New codes in the International Classification of Diseases, Ninth Revision, Clinical Modification (ICD-9-CM), include important changes for speech-language pathology diagnoses related to fluency disorders and cognitive communication.
The changes appear in 2010 ICD-9-CM addenda that become effective Oct. 1, 2010.
The new fluency codes follow extensive lobbying by ASHA (The ASHA Leader, Nov. 25, 2008). The fluency proposal was first presented at the ICD-9-CM Coordination and Maintenance Committee meeting in September 2008 and a revised proposal was presented at the September 2009 meeting (details about the presentations are available at CMS's web site).
Following negotiations on the best placement of the fluency codes, the final revised proposal was presented in March 2010; it recommended additions and revisions to the ICD-9-CM to "better capture the nature and description of fluency disorders."
ASHA presented the final recommendations for the fluency coding revision in collaboration with the American Psychiatric Association. Nan Bernstein Ratner led the effort with support from the ASHA Health Care Economics Committee. The addenda include the following changes:
- 307.0—Under the new regulations, ICD-9-CM 307.0 will no longer be used as the default code for stuttering. Instead, 307.0 will be used to describe adult-onset fluency disorder not caused by stuttering that arises from other well-described organic conditions, such as stroke or Parkinson's disease. In effect, the 307.0 will be used to identify stuttering that may be "psychogenic" in origin.
- 315.35—A new code, 315.35, will be used to report childhood-onset fluency disorder, regardless of the current age of the client. The new code will become the default code for a disorder related to fluency. The addenda indicate that the code should be used for cluttering, fluency disorder, and stammering. ASHA will offer guidance to help providers and families seek coverage if carriers inappropriately exclude coverage in response to this code (as they sometimes respond to other conditions coded in the 315 series).
- 438.14—A revised code, 438.14, is already available for fluency disorder or stuttering due to late effect of cerebrovascular accident.
- 784.5—A new code, 784.5 (other speech disturbance), will be added to the "Ill-Defined Conditions" chapter under 784, symptoms involving head and neck.
- 784.52—A new code, 784.52, will be in place for "fluency disorder in conditions classified elsewhere" under "other speech disturbance." It will exclude 307.0, 315.35, and 438.14. This code should be used when stuttering appears as a symptom of another condition, such as following closed-head injury or as part of the symptoms of Parkinson's disease; the fluency disorder is not a pre-existing condition, but rather is a symptom of another condition also being coded as the major diagnosis.
For additional fluency revisions, see Table 1 [PDF].
As part of their continuing efforts to improve the coding of intracranial injuries and associated symptoms, the U.S. Departments of Defense (DoD) and Veterans Affairs (VA) proposed a new diagnostic subcategory for signs and symptoms involving cognitive state (799.5x). For the first time these codes capture a spectrum of cognitive disorders associated with conditions—such as traumatic brain injury (TBI)—classified elsewhere.
New codes include:
- 799.51, Attention or concentration deficit
- 799.52, Cognitive communication deficit
- 799.53, Visuospatial deficit
- 799.54, Psychomotor deficit
- 799.55, Frontal lobe and executive function deficit
- 799.59, Other signs and symptoms involving cognition
These codes may be used to identify cognitive deficits associated with any other condition. Certain exclusions apply (e.g., cognitive deficits associated with cerebrovascular disease).
The new subcategory does not include a new code for memory deficits because several codes already exist for this purpose. Rather than create confusion by creating a new memory code, the National Center for Health Statistics clarified that 780.93 will be used for memory deficits not elsewhere classified.
DoD and VA collaborated with ASHA on code proposals and supported ASHA's proposal on adult onset fluency disorders. Fluency disorders due to TBI will be included in the new adult-onset fluency disorder code.
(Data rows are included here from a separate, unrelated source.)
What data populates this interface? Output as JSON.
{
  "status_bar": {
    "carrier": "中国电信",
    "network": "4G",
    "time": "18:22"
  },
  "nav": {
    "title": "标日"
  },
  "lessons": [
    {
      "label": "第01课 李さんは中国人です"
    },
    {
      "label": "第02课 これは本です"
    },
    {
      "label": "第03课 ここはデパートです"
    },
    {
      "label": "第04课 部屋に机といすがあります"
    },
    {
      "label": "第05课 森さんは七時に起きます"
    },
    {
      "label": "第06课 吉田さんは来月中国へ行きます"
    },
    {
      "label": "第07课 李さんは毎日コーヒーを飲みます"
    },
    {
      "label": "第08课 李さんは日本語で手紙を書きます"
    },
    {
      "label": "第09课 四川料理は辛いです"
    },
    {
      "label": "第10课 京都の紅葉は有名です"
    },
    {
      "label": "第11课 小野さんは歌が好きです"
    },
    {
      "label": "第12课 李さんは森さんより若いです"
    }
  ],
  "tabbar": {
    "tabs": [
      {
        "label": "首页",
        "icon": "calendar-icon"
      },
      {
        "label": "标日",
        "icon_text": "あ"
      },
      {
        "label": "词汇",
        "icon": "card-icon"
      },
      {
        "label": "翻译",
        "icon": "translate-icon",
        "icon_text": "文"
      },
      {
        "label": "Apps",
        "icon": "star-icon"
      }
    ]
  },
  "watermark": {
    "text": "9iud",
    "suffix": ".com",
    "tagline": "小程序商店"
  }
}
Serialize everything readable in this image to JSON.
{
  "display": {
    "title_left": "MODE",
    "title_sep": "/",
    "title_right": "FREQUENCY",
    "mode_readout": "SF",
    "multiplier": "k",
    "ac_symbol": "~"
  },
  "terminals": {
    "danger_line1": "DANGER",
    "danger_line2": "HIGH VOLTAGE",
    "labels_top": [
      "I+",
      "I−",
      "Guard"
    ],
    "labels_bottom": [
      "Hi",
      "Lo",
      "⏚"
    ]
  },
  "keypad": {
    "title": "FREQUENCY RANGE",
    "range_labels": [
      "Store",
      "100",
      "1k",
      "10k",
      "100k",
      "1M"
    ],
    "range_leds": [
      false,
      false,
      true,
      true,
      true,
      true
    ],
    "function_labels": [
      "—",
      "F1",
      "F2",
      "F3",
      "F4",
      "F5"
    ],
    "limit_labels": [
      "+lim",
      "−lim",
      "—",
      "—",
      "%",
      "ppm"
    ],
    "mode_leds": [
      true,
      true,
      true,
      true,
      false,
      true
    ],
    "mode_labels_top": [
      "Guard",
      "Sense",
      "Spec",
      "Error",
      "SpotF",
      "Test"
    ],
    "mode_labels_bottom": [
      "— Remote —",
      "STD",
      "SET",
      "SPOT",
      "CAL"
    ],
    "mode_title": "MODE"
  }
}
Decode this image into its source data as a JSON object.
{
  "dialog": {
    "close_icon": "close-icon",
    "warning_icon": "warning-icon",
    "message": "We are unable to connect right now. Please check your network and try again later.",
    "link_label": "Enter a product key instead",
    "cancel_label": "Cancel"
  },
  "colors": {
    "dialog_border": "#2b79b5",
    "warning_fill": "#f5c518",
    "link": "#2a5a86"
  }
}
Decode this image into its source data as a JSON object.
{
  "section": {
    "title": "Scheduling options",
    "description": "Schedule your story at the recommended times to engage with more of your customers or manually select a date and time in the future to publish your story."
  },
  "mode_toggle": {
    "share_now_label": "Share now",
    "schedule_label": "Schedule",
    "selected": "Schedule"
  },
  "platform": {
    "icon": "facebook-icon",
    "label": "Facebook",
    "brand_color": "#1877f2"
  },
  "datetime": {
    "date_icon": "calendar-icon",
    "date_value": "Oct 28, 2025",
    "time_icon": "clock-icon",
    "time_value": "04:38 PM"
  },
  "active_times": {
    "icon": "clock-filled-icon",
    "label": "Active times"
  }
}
ASHA member Kyle Dennis was chiefly responsible for developing the TBI symptom proposals on behalf of DoD and VA.
The code changes, along with those activated last year for signs and symptoms involving emotional state, provide more accurate classification of symptoms associated with TBI without having to use mental disorder codes. These codes will be used to track TBI symptoms among military service members and veterans who have suffered TBI, which is widely regarded as the signature injury of the current wars in Iraq and Afghanistan.
Because large numbers of military service members and veterans are likely to seek care for cognitive, memory, and executive function deficits, ASHA members should become familiar with these code changes and implement them in their practices. These codes will be used by DoD, VA, the Centers for Disease Control and Prevention, the National Institutes of Health, and other agencies to track the prevalence of TBI-associated symptoms, identify previously unknown symptom clusters and syndromes, and track the long-term costs of TBI. For this tracking to be most effective, audiologists and speech-language pathologists need to code TBI symptoms accurately. Guidance is available at the reimbursement section of ASHA's web site.